Tra i lavoratori impiegati nello stabilimento ex Ilva di Taranto si registra il 500% di casi di cancro in più rispetto alla media della popolazione generale della città, non impiegata nello stabilimento. È questa l’ultima stima, pubblicata nel 2018, dell’Osservatorio nazionale amianto (Ona), a conferma del dato allarmante diffuso oggi dall’Osservatorio Statistico dei Consulenti del Lavoro secondo cui la maglia nera per il numero assoluto di malattie cancerogene imputabili all’attività lavorativa spetta appunto a Taranto, con il 70% dei tumori denunciati correlato al settore metalmeccanico.
Anche secondo i dati Ona, Taranto rappresenta dunque una «emergenza» con il «50% di tumori in più registrato pure tra gli impiegati dello stabilimento ex Ilva, che sono stati esposti solo in modo indiretto». L’Osservatorio stima che in Puglia, in generale, siano «circa 5.000 i morti causati o concausati dall’esposizione all’amianto nel periodo 1993/2015. Dunque circa 220 l’anno, per le sole patologie asbesto correlate.
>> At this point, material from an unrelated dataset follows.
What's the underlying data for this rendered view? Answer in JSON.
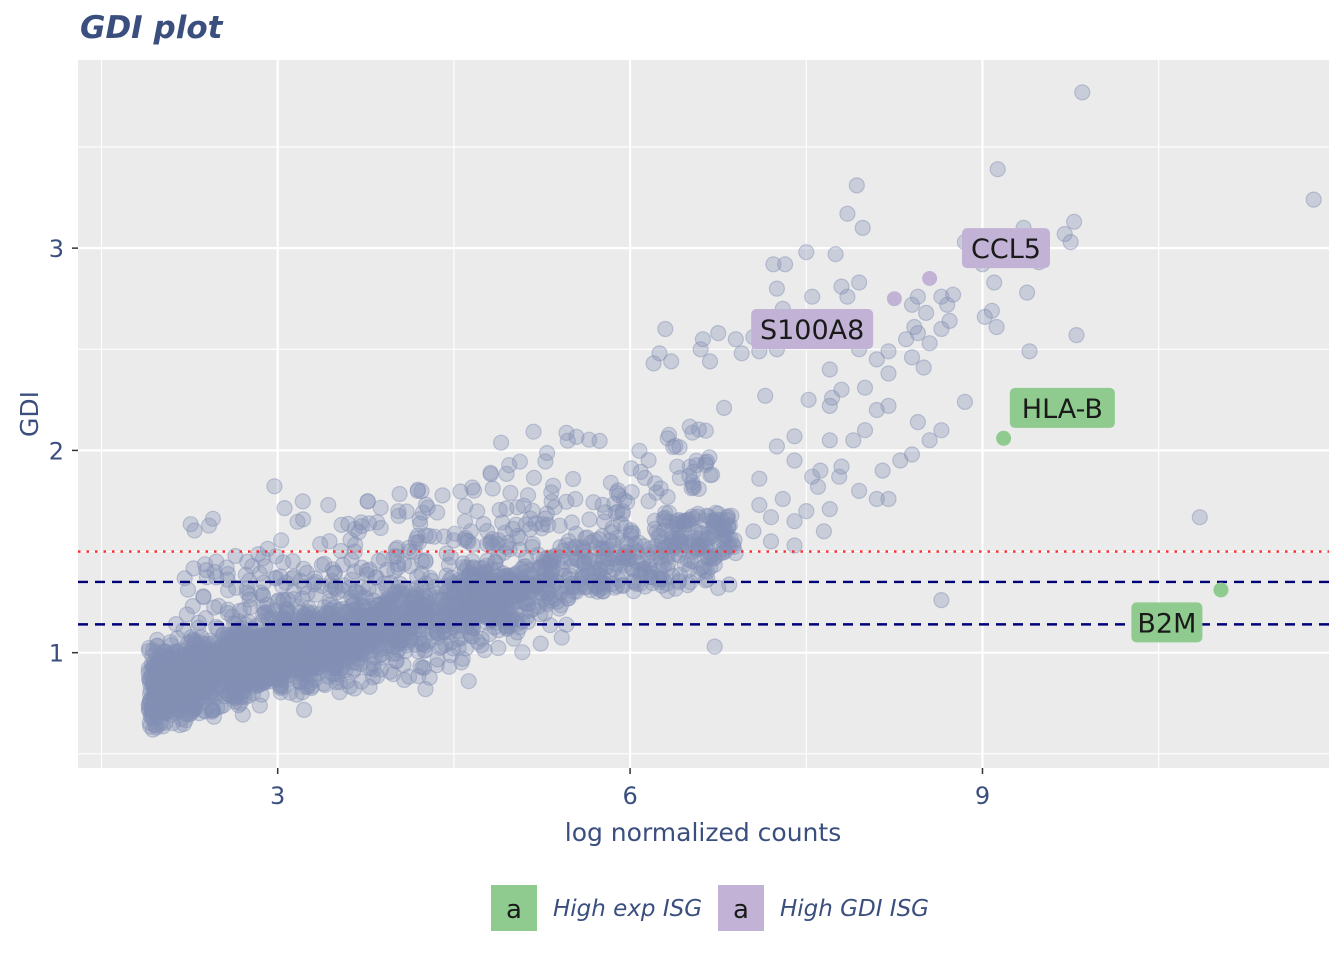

E statisticamente i tumori polmonari sono circa il doppio dei mesoteliomi, a cui vanno aggiunte le altre patologie causate dalla diossina e dagli altri inquinanti.
Per la Regione Puglia, rileva l’Ona, i mesoteliomi ufficialmente registrati sono stati 1.191, nel periodo tra il 1993 e il 2015, pari al 4,4% di quelli registrati nel Paese, nel 67,2% dei casi causati da esposizione all’amianto di tipo professionale. I morti per mesotelioma nella città di Taranto tra il 2006 e 2011, sottolinea l’Osservatorio, rappresentano quindi la metà di quelli censiti nell’intera Puglia dal Registro regionale. Centoventuno morti solo di mesotelioma, di cui 99 uomini e 22 donne. Ed ancora: a Taranto, secondo le stime Ona, ci sono 25 casi di mesotelioma l’anno, con un’incidenza superiore di quattro volte ai dati di attesa. A Bari, invece, le rilevazioni Ona fino al dicembre 2018 hanno appurato »160 casi di mesotelioma causati dall’esposizione dell’ex Fibronit«, con una incidenza »in crescita« ed una media di »circa 20 nuovi casi ogni anno«. Un quadro preoccupante, quello relativo a Taranto in particolare, confermato pure dall’ultimo rapporto Sentieri dell’Istituto superiore di sanità, che prende in esame i dati relativi a 45 siti di interesse nazionale e regionale per le bonifiche, inclusa Taranto.
Chi vive nei siti contaminati, rileva il Rapporto, ha infatti un rischio di morte più alto del 4-5% rispetto alla popolazione generale. E questo, in un periodo di 8 anni, si è tradotto in un eccesso di mortalità pari a 11.992 persone, di cui 5.285 per tumori e 3.632 per malattie dell’apparato cardiocircolatorio. E vivere in siti contaminati comporta anche un aumento di tumori maligni del 9% nella fascia di età tra 0 a 24 anni.